Pelaksana tugas Direktur Penyidikan Komisi Pemberantasan Korupsi Achmad Taufik Husein memberikan keterangan di Gedung Merah Putih KPK, Jakarta, Selasa (4/8/2026). ANTARA/Rio Feisal)

KPK: Bupati nonaktif Kuansing Potong TPP ASN hingga 50%

Achmad Zulfikar Fazli • 5 August 2026 00:14

Jakarta: Bupati nonaktif Kuantan Singingi (Kuansing) Suhardiman Amby diduga memotong tambahan penghasilan pegawai (TPP) aparatur sipil negara (ASN) di lingkungan Pemerintah Kabupaten Kuansing. Pemotongan TPP dilakukan hingga 50 persen.

“Tadi disampaikan bahwa itu dilakukan pemotongan sampai sekitar 50 persen,” kata pelaksana tugas Direktur Penyidikan Komisi Pemberantasan Korupsi (KPK) Achmad Taufik Husein di Gedung Merah Putih KPK, Jakarta, dilansir dari Antara, Selasa, 4 Agustus 2026.

Berdasarkan penyidikan yang dilakukan penyidik KPK, Suhardiman Amby diduga mengembalikan honor yang diterima dengan cara tertentu setelah audit Badan Pemeriksa Keuangan (BPK) menemukan kelebihan pembayaran.

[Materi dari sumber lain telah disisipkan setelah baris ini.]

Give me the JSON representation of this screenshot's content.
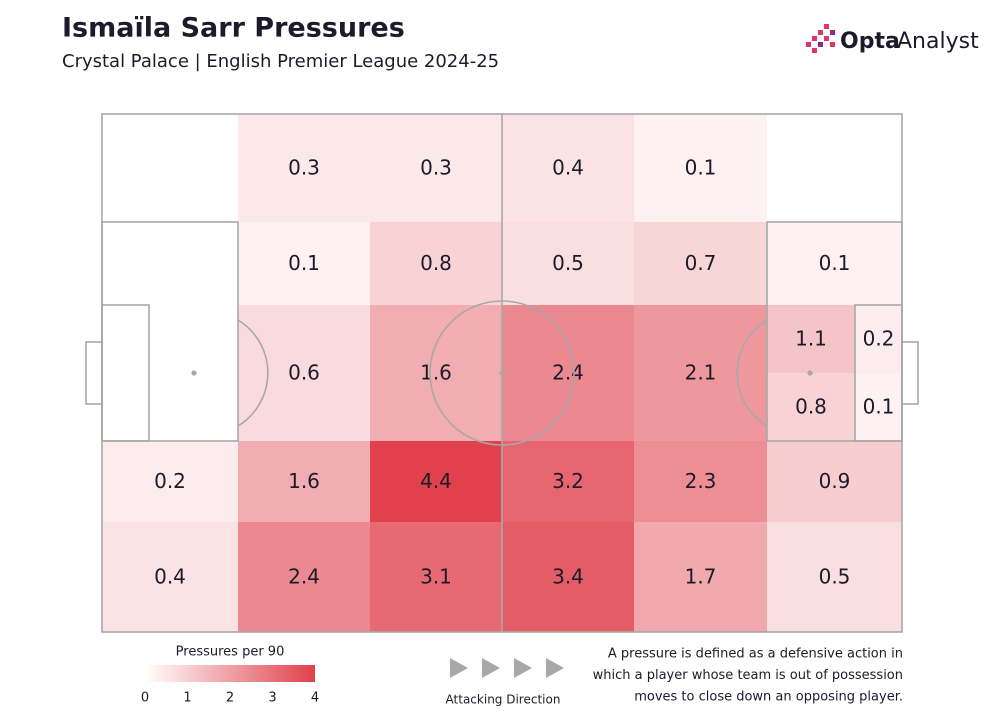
{
  "chart_data": {
    "type": "heatmap",
    "title": "Ismaïla Sarr Pressures",
    "subtitle": "Crystal Palace | English Premier League 2024-25",
    "logo": {
      "bold": "Opta",
      "regular": "Analyst"
    },
    "rows": [
      [
        null,
        0.3,
        0.3,
        0.4,
        0.1,
        null
      ],
      [
        null,
        0.1,
        0.8,
        0.5,
        0.7,
        0.1
      ],
      [
        null,
        0.6,
        1.6,
        2.4,
        2.1,
        null
      ],
      [
        0.2,
        1.6,
        4.4,
        3.2,
        2.3,
        0.9
      ],
      [
        0.4,
        2.4,
        3.1,
        3.4,
        1.7,
        0.5
      ]
    ],
    "box_zones": [
      [
        1.1,
        0.2
      ],
      [
        0.8,
        0.1
      ]
    ],
    "color": "#e0414c",
    "colorbar": {
      "label": "Pressures per 90",
      "lim": [
        0,
        4
      ],
      "ticks": [
        0,
        1,
        2,
        3,
        4
      ]
    },
    "direction_label": "Attacking Direction",
    "note": [
      "A pressure is defined as a defensive action in",
      "which a player whose team is out of possession",
      "moves to close down an opposing player."
    ]
  }
}
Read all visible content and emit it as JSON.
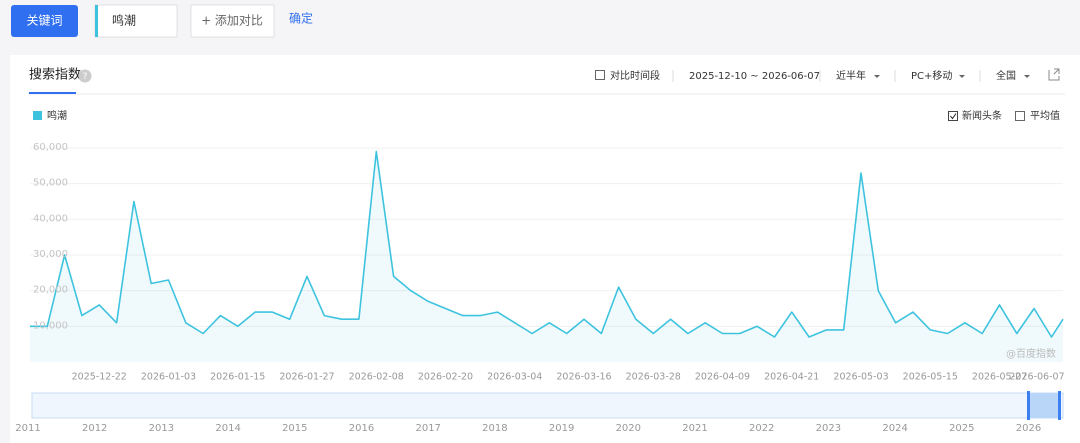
{
  "ui": {
    "keyword_button": "关键词",
    "keyword": "鸣潮",
    "add_compare": "+ 添加对比",
    "confirm": "确定",
    "tab": "搜索指数",
    "help": "?",
    "compare_period": "对比时间段",
    "date_range": "2025-12-10 ~ 2026-06-07",
    "period": "近半年",
    "device": "PC+移动",
    "region": "全国",
    "news_headline": "新闻头条",
    "average": "平均值",
    "watermark": "@百度指数"
  },
  "chart_data": {
    "type": "line",
    "x": [
      "2025-12-10",
      "2025-12-13",
      "2025-12-16",
      "2025-12-19",
      "2025-12-22",
      "2025-12-25",
      "2025-12-28",
      "2025-12-31",
      "2026-01-03",
      "2026-01-06",
      "2026-01-09",
      "2026-01-12",
      "2026-01-15",
      "2026-01-18",
      "2026-01-21",
      "2026-01-24",
      "2026-01-27",
      "2026-01-30",
      "2026-02-02",
      "2026-02-05",
      "2026-02-08",
      "2026-02-11",
      "2026-02-14",
      "2026-02-17",
      "2026-02-20",
      "2026-02-23",
      "2026-02-26",
      "2026-03-01",
      "2026-03-04",
      "2026-03-07",
      "2026-03-10",
      "2026-03-13",
      "2026-03-16",
      "2026-03-19",
      "2026-03-22",
      "2026-03-25",
      "2026-03-28",
      "2026-03-31",
      "2026-04-03",
      "2026-04-06",
      "2026-04-09",
      "2026-04-12",
      "2026-04-15",
      "2026-04-18",
      "2026-04-21",
      "2026-04-24",
      "2026-04-27",
      "2026-04-30",
      "2026-05-03",
      "2026-05-06",
      "2026-05-09",
      "2026-05-12",
      "2026-05-15",
      "2026-05-18",
      "2026-05-21",
      "2026-05-24",
      "2026-05-27",
      "2026-05-30",
      "2026-06-02",
      "2026-06-05",
      "2026-06-07"
    ],
    "series": [
      {
        "name": "鸣潮",
        "color": "#3ec3df",
        "values": [
          10000,
          10000,
          30000,
          13000,
          16000,
          11000,
          45000,
          22000,
          23000,
          11000,
          8000,
          13000,
          10000,
          14000,
          14000,
          12000,
          24000,
          13000,
          12000,
          12000,
          59000,
          24000,
          20000,
          17000,
          15000,
          13000,
          13000,
          14000,
          11000,
          8000,
          11000,
          8000,
          12000,
          8000,
          21000,
          12000,
          8000,
          12000,
          8000,
          11000,
          8000,
          8000,
          10000,
          7000,
          14000,
          7000,
          9000,
          9000,
          53000,
          20000,
          11000,
          14000,
          9000,
          8000,
          11000,
          8000,
          16000,
          8000,
          15000,
          7000,
          12000
        ]
      }
    ],
    "ylim": [
      0,
      60000
    ],
    "yticks": [
      {
        "value": 10000,
        "label": "10,000"
      },
      {
        "value": 20000,
        "label": "20,000"
      },
      {
        "value": 30000,
        "label": "30,000"
      },
      {
        "value": 40000,
        "label": "40,000"
      },
      {
        "value": 50000,
        "label": "50,000"
      },
      {
        "value": 60000,
        "label": "60,000"
      }
    ],
    "xticks": [
      "2025-12-22",
      "2026-01-03",
      "2026-01-15",
      "2026-01-27",
      "2026-02-08",
      "2026-02-20",
      "2026-03-04",
      "2026-03-16",
      "2026-03-28",
      "2026-04-09",
      "2026-04-21",
      "2026-05-03",
      "2026-05-15",
      "2026-05-27",
      "2026-06-07"
    ],
    "grid": true
  },
  "navigator": {
    "years": [
      "2011",
      "2012",
      "2013",
      "2014",
      "2015",
      "2016",
      "2017",
      "2018",
      "2019",
      "2020",
      "2021",
      "2022",
      "2023",
      "2024",
      "2025",
      "2026"
    ]
  }
}
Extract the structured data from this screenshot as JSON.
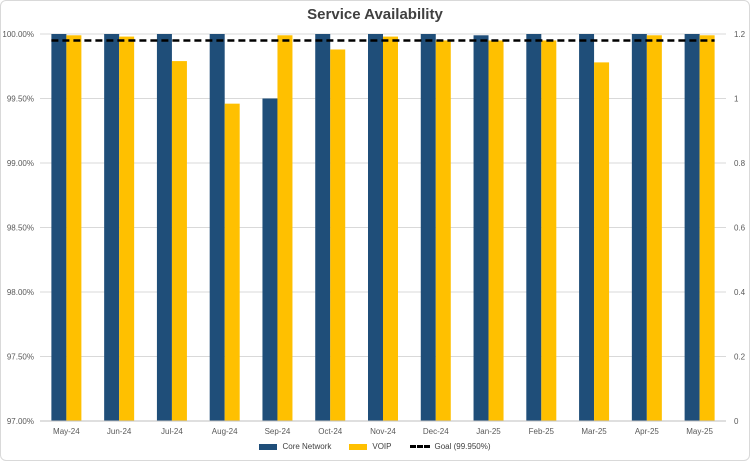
{
  "chart_data": {
    "type": "bar",
    "title": "Service Availability",
    "categories": [
      "May-24",
      "Jun-24",
      "Jul-24",
      "Aug-24",
      "Sep-24",
      "Oct-24",
      "Nov-24",
      "Dec-24",
      "Jan-25",
      "Feb-25",
      "Mar-25",
      "Apr-25",
      "May-25"
    ],
    "series": [
      {
        "name": "Core Network",
        "values": [
          100.0,
          100.0,
          100.0,
          100.0,
          99.5,
          100.0,
          100.0,
          100.0,
          99.99,
          100.0,
          100.0,
          100.0,
          100.0
        ]
      },
      {
        "name": "VOIP",
        "values": [
          99.99,
          99.98,
          99.79,
          99.46,
          99.99,
          99.88,
          99.98,
          99.95,
          99.95,
          99.95,
          99.78,
          99.99,
          99.99
        ]
      }
    ],
    "goal": {
      "name": "Goal (99.950%)",
      "value": 99.95
    },
    "y_ticks": [
      "97.00%",
      "97.50%",
      "98.00%",
      "98.50%",
      "99.00%",
      "99.50%",
      "100.00%"
    ],
    "ylim": [
      97.0,
      100.0
    ],
    "y2_ticks": [
      "0",
      "0.2",
      "0.4",
      "0.6",
      "0.8",
      "1",
      "1.2"
    ],
    "y2lim": [
      0,
      1.2
    ],
    "grid": true,
    "legend_position": "bottom",
    "colors": {
      "core": "#1f4e79",
      "voip": "#ffc000",
      "goal": "#000000",
      "grid": "#d9d9d9",
      "text": "#595959"
    }
  }
}
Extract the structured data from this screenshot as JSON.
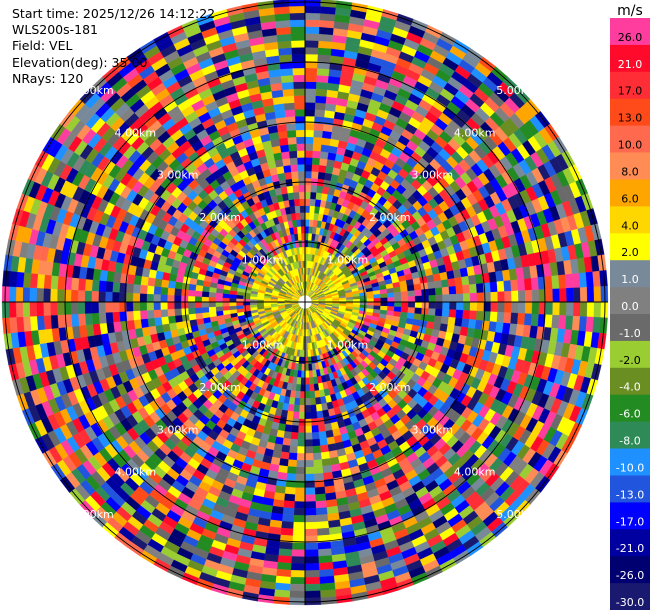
{
  "info": {
    "start_time": "Start time: 2025/12/26 14:12:22",
    "instrument": "WLS200s-181",
    "field": "Field: VEL",
    "elevation": "Elevation(deg): 35.00",
    "nrays": "NRays: 120"
  },
  "colorbar": {
    "unit": "m/s",
    "levels": [
      {
        "label": "26.0",
        "color": "#ff3d9e"
      },
      {
        "label": "21.0",
        "color": "#ff0a2a"
      },
      {
        "label": "17.0",
        "color": "#ff2d35"
      },
      {
        "label": "13.0",
        "color": "#ff4a1a"
      },
      {
        "label": "10.0",
        "color": "#ff6a4e"
      },
      {
        "label": "8.0",
        "color": "#ff8c55"
      },
      {
        "label": "6.0",
        "color": "#ffa500"
      },
      {
        "label": "4.0",
        "color": "#ffd700"
      },
      {
        "label": "2.0",
        "color": "#ffff00"
      },
      {
        "label": "1.0",
        "color": "#78899a"
      },
      {
        "label": "0.0",
        "color": "#808080"
      },
      {
        "label": "-1.0",
        "color": "#6a6a6a"
      },
      {
        "label": "-2.0",
        "color": "#9acd32"
      },
      {
        "label": "-4.0",
        "color": "#6b8e23"
      },
      {
        "label": "-6.0",
        "color": "#228b22"
      },
      {
        "label": "-8.0",
        "color": "#2e8b57"
      },
      {
        "label": "-10.0",
        "color": "#1e90ff"
      },
      {
        "label": "-13.0",
        "color": "#2255dd"
      },
      {
        "label": "-17.0",
        "color": "#0000ff"
      },
      {
        "label": "-21.0",
        "color": "#0000a0"
      },
      {
        "label": "-26.0",
        "color": "#000070"
      },
      {
        "label": "-30.0",
        "color": "#191970"
      }
    ]
  },
  "chart_data": {
    "type": "polar-ppi",
    "field": "VEL",
    "unit": "m/s",
    "nrays": 120,
    "elevation_deg": 35.0,
    "ring_labels": [
      "1.00km",
      "2.00km",
      "3.00km",
      "4.00km",
      "5.00km"
    ],
    "color_scale": [
      26.0,
      21.0,
      17.0,
      13.0,
      10.0,
      8.0,
      6.0,
      4.0,
      2.0,
      1.0,
      0.0,
      -1.0,
      -2.0,
      -4.0,
      -6.0,
      -8.0,
      -10.0,
      -13.0,
      -17.0,
      -21.0,
      -26.0,
      -30.0
    ]
  }
}
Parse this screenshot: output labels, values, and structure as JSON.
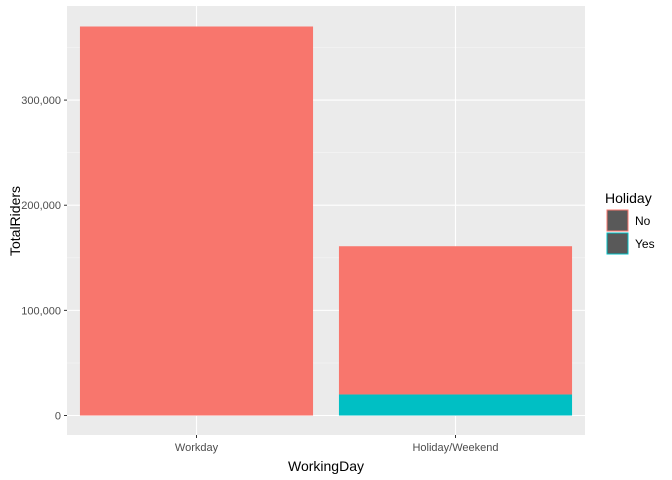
{
  "chart_data": {
    "type": "bar",
    "stacked": true,
    "categories": [
      "Workday",
      "Holiday/Weekend"
    ],
    "series": [
      {
        "name": "No",
        "values": [
          370000,
          141000
        ],
        "color": "#F8766D"
      },
      {
        "name": "Yes",
        "values": [
          0,
          20000
        ],
        "color": "#00BFC4"
      }
    ],
    "xlabel": "WorkingDay",
    "ylabel": "TotalRiders",
    "ylim": [
      0,
      370000
    ],
    "yticks": [
      0,
      100000,
      200000,
      300000
    ],
    "ytick_labels": [
      "0",
      "100,000",
      "200,000",
      "300,000"
    ],
    "grid": true,
    "panel_background": "#EBEBEB",
    "legend": {
      "title": "Holiday",
      "placement": "right",
      "swatch_fill": "#595959"
    }
  }
}
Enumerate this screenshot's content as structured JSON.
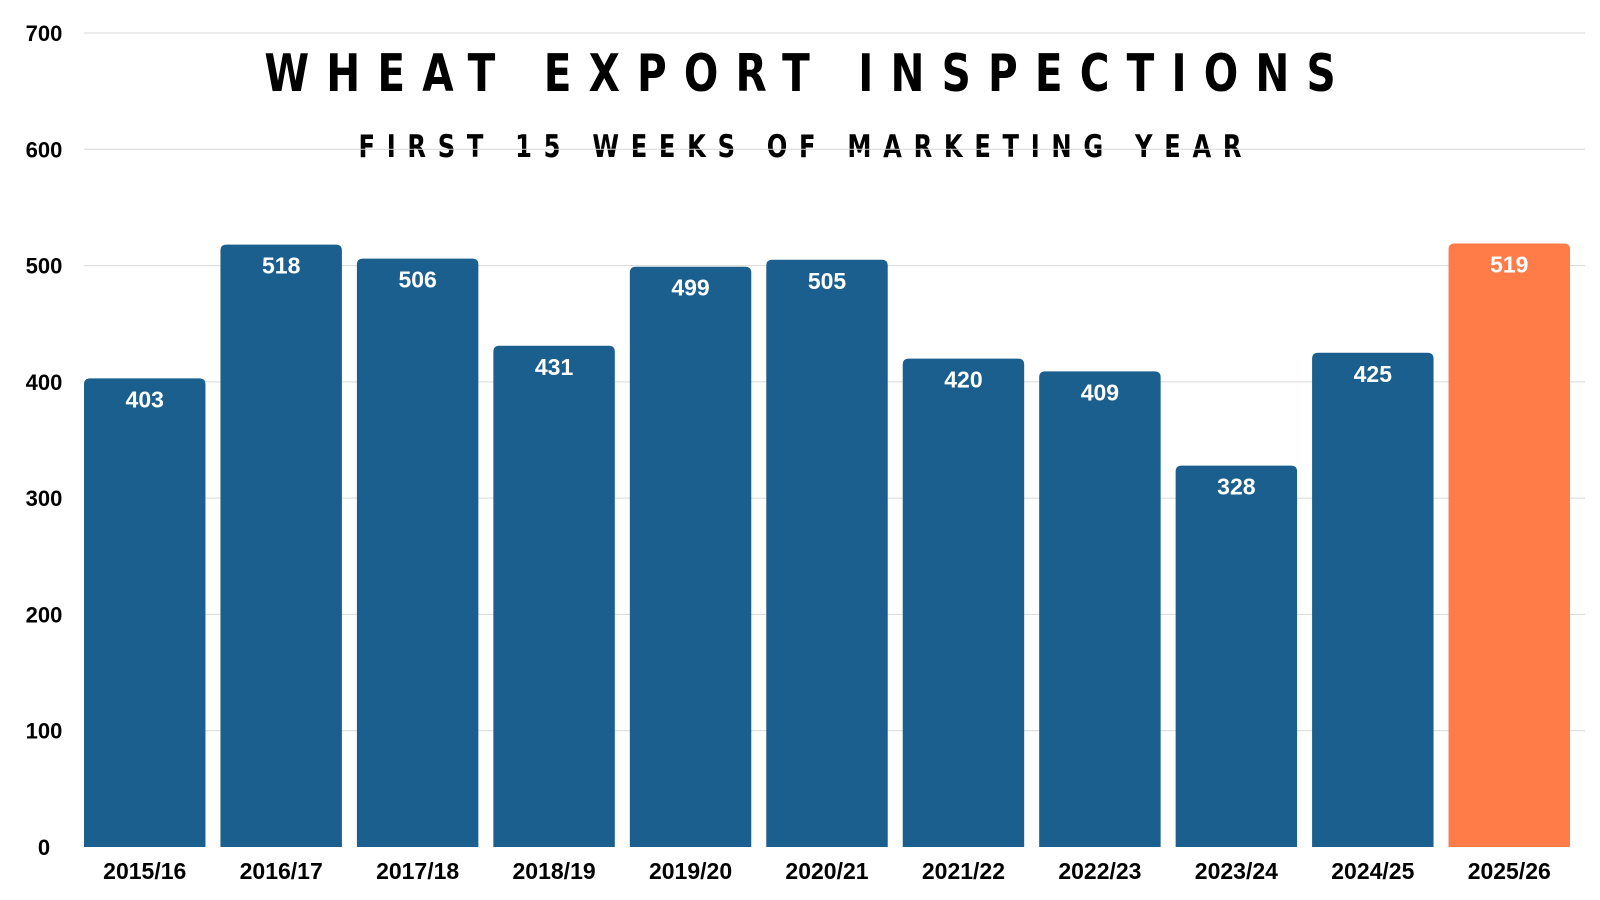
{
  "title": "WHEAT EXPORT INSPECTIONS",
  "subtitle": "FIRST 15 WEEKS OF MARKETING YEAR",
  "colors": {
    "bar": "#1a5f8e",
    "highlight_bar": "#ff7c48",
    "grid": "#d9d9d9",
    "text": "#000000",
    "data_label": "#ffffff"
  },
  "chart_data": {
    "type": "bar",
    "title": "WHEAT EXPORT INSPECTIONS",
    "subtitle": "FIRST 15 WEEKS OF MARKETING YEAR",
    "xlabel": "",
    "ylabel": "",
    "categories": [
      "2015/16",
      "2016/17",
      "2017/18",
      "2018/19",
      "2019/20",
      "2020/21",
      "2021/22",
      "2022/23",
      "2023/24",
      "2024/25",
      "2025/26"
    ],
    "values": [
      403,
      518,
      506,
      431,
      499,
      505,
      420,
      409,
      328,
      425,
      519
    ],
    "highlighted_category": "2025/26",
    "ylim": [
      0,
      700
    ],
    "yticks": [
      0,
      100,
      200,
      300,
      400,
      500,
      600,
      700
    ],
    "grid": true,
    "legend": "none"
  }
}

Taufik mengatakan KPK tengah mendalami temuan-temuan tersebut.

“Untuk mengembalikan ini, ditemukan fakta bahwa staf-staf atau ASN di lingkungan Pemkab Kuansing ini diminta untuk menutupi atau menyumbang agar Bupati bisa mengembalikan uang sesuai temuan BPK,” kata Taufik.

Bupati nonaktif Kuantan Singingi Suhardiman Amby (tengah) berjalan usai menjalani pemeriksaan di Gedung Merah Putih KPK, Jakarta, Rabu (1/7/2026). Foto- ANTARA FOTO/Muhammad Adimaja

Sebelumnya, KPK menggelar operasi tangkap tangan (OTT) di Kabupaten Kuantan Singingi (Kuansing) dan Jakarta dengan mengamankan 10 orang pada 29 Juni 2026. Operasi tersebut merupakan OTT ke-14 yang dilakukan KPK sepanjang 2026.

Suhardiman dan Sekretaris Daerah Kuansing Zulkarnain kemudian menyerahkan diri kepada KPK pada 30 Juni 2026.

Pada 1 Juli 2026, KPK menetapkan Suhardiman, Zulkarnain, dan Direktur Utama PT Mitra Ideal Consultant Ardiles sebagai tersangka dugaan suap terkait jual beli jabatan di lingkungan Pemerintah Kabupaten Kuantan Singingi selama 2021-2026. Selain dugaan suap, KPK menduga Suhardiman menerima gratifikasi terkait pengurusan pelepasan kawasan hutan produksi terbatas.